En effet, ceux qui n’étaient pas éligibles à la CMU l’étaient souvent à l’ACS (Aide pour la Couverture Santé) et recevaient un chèque, dont le montant variait selon certaines circonstances, pour les aider à financer leur couverture. L’ACS disparaît et beaucoup verront le montant de leur mutuelle santé augmenter en conséquence.

Les assurances-santés toujours disponibles

Pour ceux qui le souhaitent et qui en ont les moyens, rien ne change au niveau des assurances-santés. Chacun est toujours libre, à hauteur de ses moyens, de souscrire à une mutuelle santé privée qui lui offrira de nombreux avantages selon les circonstances. Par exemple, quelqu’un avec des frais dentaires importants aura tout intérêt à prendre une complémentaire spécialisée.

Pour cela, il existe des simulateurs très efficaces comme sur le site MAAF. Vous pouvez, en quelques clics, évaluer vos besoins les plus importants (ophtalmologiste, dentiste, urgences et rapatriements, etc.) et obtenir un devis sur l’un des multiples contrats disponibles. Grâce à cela, vous pouvez être sûr de payer votre mutuelle privée à un prix adapté à vos besoins.

Pourtant, c’est justement cet aspect de la nouvelle CMU-C qui gêne ses détracteurs. Ils estiment, en effet, que les personnes les plus démunies deviennent alors responsables du financement de leur propre mutuelle. Une conception à l’opposée de l’idée d’une sécurité sociale qui fait participer davantage les plus aisés pour répartir plus justement les richesses.

Mieux couvrir tous les contribuables

Si l’avènement de la CMU-C se traduira par une augmentation du coût de la mutuelle santé pour certains, elle se traduira également par une meilleure couverture médicale.
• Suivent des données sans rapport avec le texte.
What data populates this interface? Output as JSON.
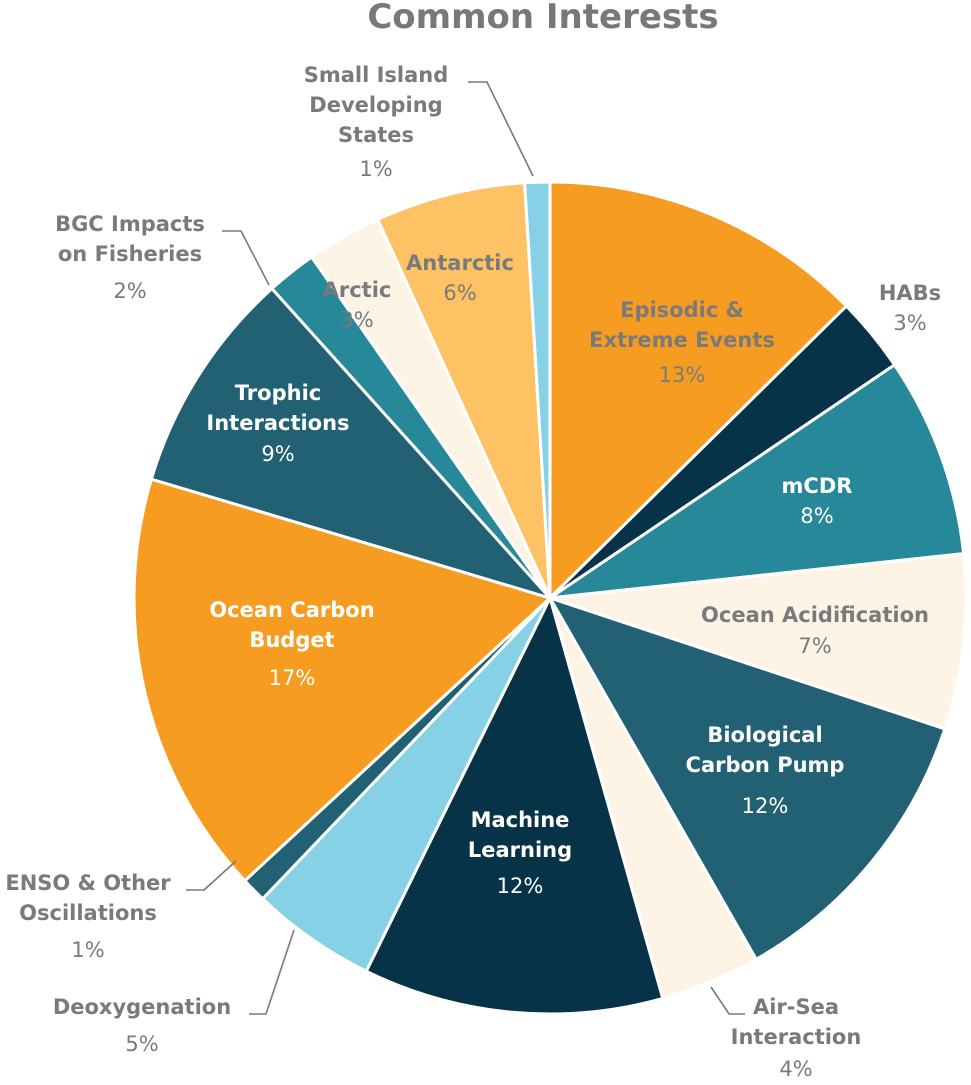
{
  "chart_data": {
    "type": "pie",
    "title": "Common Interests",
    "slices": [
      {
        "label": "Episodic & Extreme Events",
        "value": 13,
        "value_label": "13%",
        "color": "#f59c21",
        "text_color": "#7a7a7d"
      },
      {
        "label": "HABs",
        "value": 3,
        "value_label": "3%",
        "color": "#073349",
        "text_color": "#7a7a7d"
      },
      {
        "label": "mCDR",
        "value": 8,
        "value_label": "8%",
        "color": "#268899",
        "text_color": "#ffffff"
      },
      {
        "label": "Ocean Acidification",
        "value": 7,
        "value_label": "7%",
        "color": "#fdf4e6",
        "text_color": "#7a7a7d"
      },
      {
        "label": "Biological Carbon Pump",
        "value": 12,
        "value_label": "12%",
        "color": "#226173",
        "text_color": "#ffffff"
      },
      {
        "label": "Air-Sea Interaction",
        "value": 4,
        "value_label": "4%",
        "color": "#fdf4e6",
        "text_color": "#7a7a7d"
      },
      {
        "label": "Machine Learning",
        "value": 12,
        "value_label": "12%",
        "color": "#073349",
        "text_color": "#ffffff"
      },
      {
        "label": "Deoxygenation",
        "value": 5,
        "value_label": "5%",
        "color": "#86d1e6",
        "text_color": "#7a7a7d"
      },
      {
        "label": "ENSO & Other Oscillations",
        "value": 1,
        "value_label": "1%",
        "color": "#226173",
        "text_color": "#7a7a7d"
      },
      {
        "label": "Ocean Carbon Budget",
        "value": 17,
        "value_label": "17%",
        "color": "#f59c21",
        "text_color": "#ffffff"
      },
      {
        "label": "Trophic Interactions",
        "value": 9,
        "value_label": "9%",
        "color": "#226173",
        "text_color": "#ffffff"
      },
      {
        "label": "BGC Impacts on Fisheries",
        "value": 2,
        "value_label": "2%",
        "color": "#268899",
        "text_color": "#7a7a7d"
      },
      {
        "label": "Arctic",
        "value": 3,
        "value_label": "3%",
        "color": "#fdf4e6",
        "text_color": "#7a7a7d"
      },
      {
        "label": "Antarctic",
        "value": 6,
        "value_label": "6%",
        "color": "#fdc263",
        "text_color": "#7a7a7d"
      },
      {
        "label": "Small Island Developing States",
        "value": 1,
        "value_label": "1%",
        "color": "#86d1e6",
        "text_color": "#7a7a7d"
      }
    ]
  }
}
Si on ne prend que l’exemple des personnes handicapées, elles auront désormais accès à une prise en charge complète de leurs besoins, ce qui n’était pas systématiquement le cas jusque-là.

De même, le gouvernement espère, avec cette nouvelle CMU-C, toucher plus de personnes qu’avec l’ACS. Effectivement, cette aide est trop peu connue et mal distribuée. Résultat, 50% des contribuables qui pourraient la demander ne le font jamais et se retrouvent mal couverts en cas de problème.